Together in Spirit

An online reading group ('TIS a reading group!) to bring together friends, and friends of friends, who aren't able to be in a conventional reading group due to constraints of time or geography.

Saturday, January 14, 2006

Warning: plot details of Bel Canto follow...

I'll be very interested to see what the rest of you think of Bel Canto. I very much enjoyed reading it but feel a bit ambivalent about it. I'd probably give it 8 rather than 9, if we were marking, since it didn't feel quite "great" enough. Sorry - very clumsily expressed. I think I mean that it seemed a little light, possibly from the implausibility. Not the set-up, but the redemptive nature of it. I love my novels to be redemptive, but I need to believe the scenario is possible for it to "work" fully. John Mullan did a brilliant series on the book (thanks for the tip, Val!) (google finds them instantly, of course, but I'm now about to bore you with the digest). Mullan made the very helpful point that Patchett: "makes fiction into a complex testing of sympathy. A shift in point of view often forces us to understand a hitherto objectionable character. Sympathy is shown to be an effect of narrative point of view". He notes that Patchett risks our disbelief with this, and that may be what I'm groping towards. Patchett seems to be suggesting that there are no evil people in the world, and that terrible things only happen due to accident or weakness. This is cleverly handled, by switching into people's thoughts only when they're doing something we're sympathetic towards. We don't know what the Generals are thinking as they attack the Vice President, for instance. But I can't quite go with it, since evil clearly does exist in the world.

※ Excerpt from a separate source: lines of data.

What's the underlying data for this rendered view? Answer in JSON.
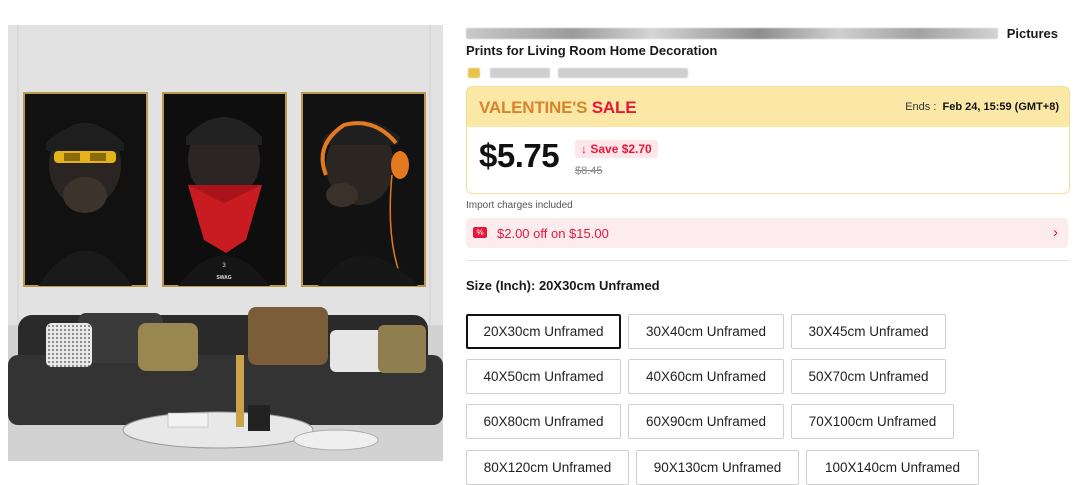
{
  "product": {
    "title_end": "Pictures",
    "title_line2": "Prints for Living Room Home Decoration"
  },
  "sale": {
    "title_a": "VALENTINE'S",
    "title_b": "SALE",
    "ends_label": "Ends :",
    "ends_value": "Feb 24, 15:59 (GMT+8)",
    "price": "$5.75",
    "save": "Save $2.70",
    "old_price": "$8.45"
  },
  "import_note": "Import charges included",
  "coupon": {
    "icon": "ticket-icon",
    "text": "$2.00 off on $15.00"
  },
  "size": {
    "label": "Size (Inch): 20X30cm Unframed",
    "selected": "20X30cm Unframed",
    "options": [
      "20X30cm Unframed",
      "30X40cm Unframed",
      "30X45cm Unframed",
      "40X50cm Unframed",
      "40X60cm Unframed",
      "50X70cm Unframed",
      "60X80cm Unframed",
      "60X90cm Unframed",
      "70X100cm Unframed",
      "80X120cm Unframed",
      "90X130cm Unframed",
      "100X140cm Unframed"
    ]
  },
  "image": {
    "poster_caption_a": "3",
    "poster_caption_b": "SWAG"
  },
  "colors": {
    "accent": "#e8173a",
    "sale_banner": "#fce8a6",
    "coupon_bg": "#fdecee"
  }
}
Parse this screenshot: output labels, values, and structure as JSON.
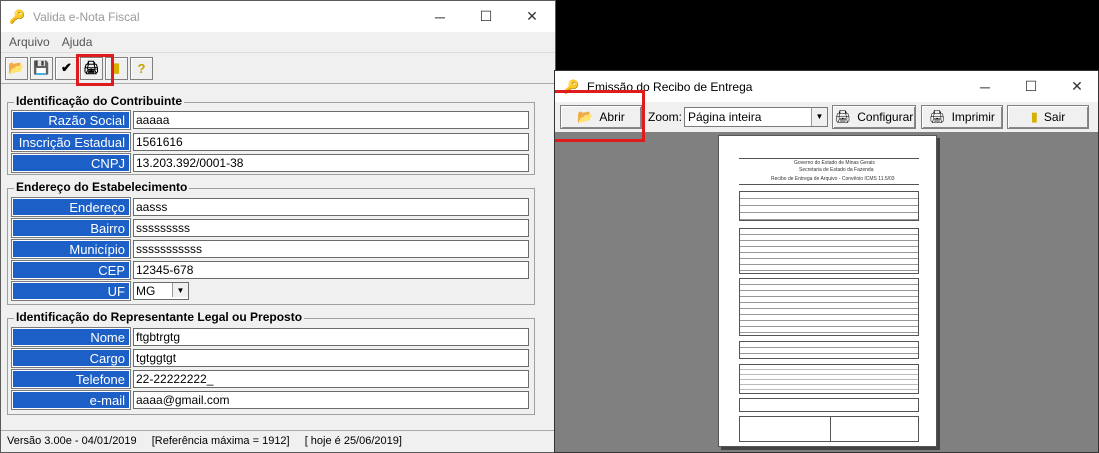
{
  "left_window": {
    "title": "Valida e-Nota Fiscal",
    "menu": [
      "Arquivo",
      "Ajuda"
    ],
    "contribuinte": {
      "title": "Identificação do Contribuinte",
      "fields": [
        {
          "label": "Razão Social",
          "value": "aaaaa"
        },
        {
          "label": "Inscrição Estadual",
          "value": "1561616"
        },
        {
          "label": "CNPJ",
          "value": "13.203.392/0001-38"
        }
      ]
    },
    "endereco": {
      "title": "Endereço do Estabelecimento",
      "fields": [
        {
          "label": "Endereço",
          "value": "aasss"
        },
        {
          "label": "Bairro",
          "value": "sssssssss"
        },
        {
          "label": "Município",
          "value": "sssssssssss"
        },
        {
          "label": "CEP",
          "value": "12345-678"
        },
        {
          "label": "UF",
          "value": "MG"
        }
      ]
    },
    "representante": {
      "title": "Identificação do Representante Legal ou Preposto",
      "fields": [
        {
          "label": "Nome",
          "value": "ftgbtrgtg"
        },
        {
          "label": "Cargo",
          "value": "tgtggtgt"
        },
        {
          "label": "Telefone",
          "value": "22-22222222_"
        },
        {
          "label": "e-mail",
          "value": "aaaa@gmail.com"
        }
      ]
    },
    "status": {
      "versao": "Versão 3.00e - 04/01/2019",
      "referencia": "[Referência máxima = 1912]",
      "hoje": "[ hoje é 25/06/2019]"
    }
  },
  "right_window": {
    "title": "Emissão do Recibo de Entrega",
    "abrir_label": "Abrir",
    "zoom_label": "Zoom:",
    "zoom_value": "Página inteira",
    "configurar_label": "Configurar",
    "imprimir_label": "Imprimir",
    "sair_label": "Sair"
  },
  "document": {
    "header1": "Governo do Estado de Minas Gerais",
    "header2": "Secretaria de Estado da Fazenda",
    "header3": "Recibo de Entrega de Arquivo - Convênio ICMS 11.5/03"
  },
  "colors": {
    "label_bg": "#1c5fc6",
    "highlight": "#e01b1b"
  }
}
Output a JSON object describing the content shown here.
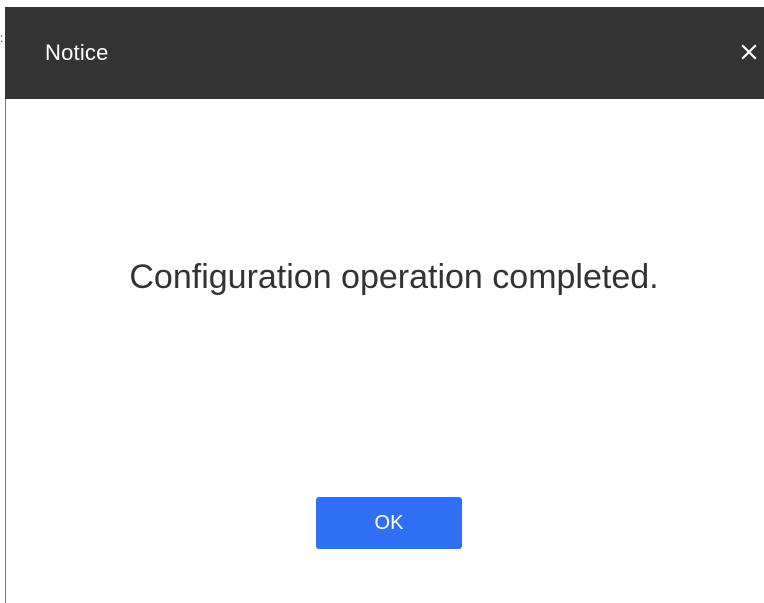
{
  "dialog": {
    "title": "Notice",
    "close_icon": "close-icon",
    "message": "Configuration operation completed.",
    "ok_label": "OK"
  },
  "colors": {
    "titlebar_bg": "#333333",
    "title_text": "#ffffff",
    "message_text": "#333333",
    "ok_button_bg": "#2f6ff3",
    "ok_button_text": "#ffffff"
  }
}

I know that Patchett has deliberately isolated her characters from the real world, evil included, and that's certainly a fascination of the book for me. The sense that they are inside a bubble is very powerful, and she's done things with it. Mullan points out that "the once urgent-seeming plots of their lives are suspended... What do they actually care about?". There is certainly nothing like a compelled constraint in circumstances for making us rethink, and I enjoyed that aspect. Mullan says "Her novel delights in the slowing down of conversation" through translation, which adds to that sense of being isolated from normal processes and having to be more deliberate. The characters are captive linguistically, geographically, socially and in terms of autonomy. Incidentally, I found the stuff about translation fascinating. I also found the plot gripping and witty (eg when you could tell who was being released or kept according to the cut of their tuxedos, or Simon Thibault not being taken completely seriously by the other men because he was clearly in love with his wife and wearing her scarf, or the - correct! - assumption that he alone must be able to cook because he was French, or the bit when the Russian is explaining to Roxanne that he doesn't want her to come and live with him, but to have a more expansive, Russian view of love) and I enjoyed being in the company of the characters and in that atmosphere.

What did you all think of the epilogue? I thought the ending of the siege was masterly, and really original. Surprising, yet totally in keeping - exactly as an ending should be! I can't decide whether the epilogue was consoling and plausible enough, or implausibly consoling. Help me out here! I think something was necessary to provide a bridge between the novel (very optimistic) and the ending of the siege (very bleak). Trying to imagine how I'd feel about the end of the siege being the end of the novel, I think I would find it too jarring, but I can't tell. Help!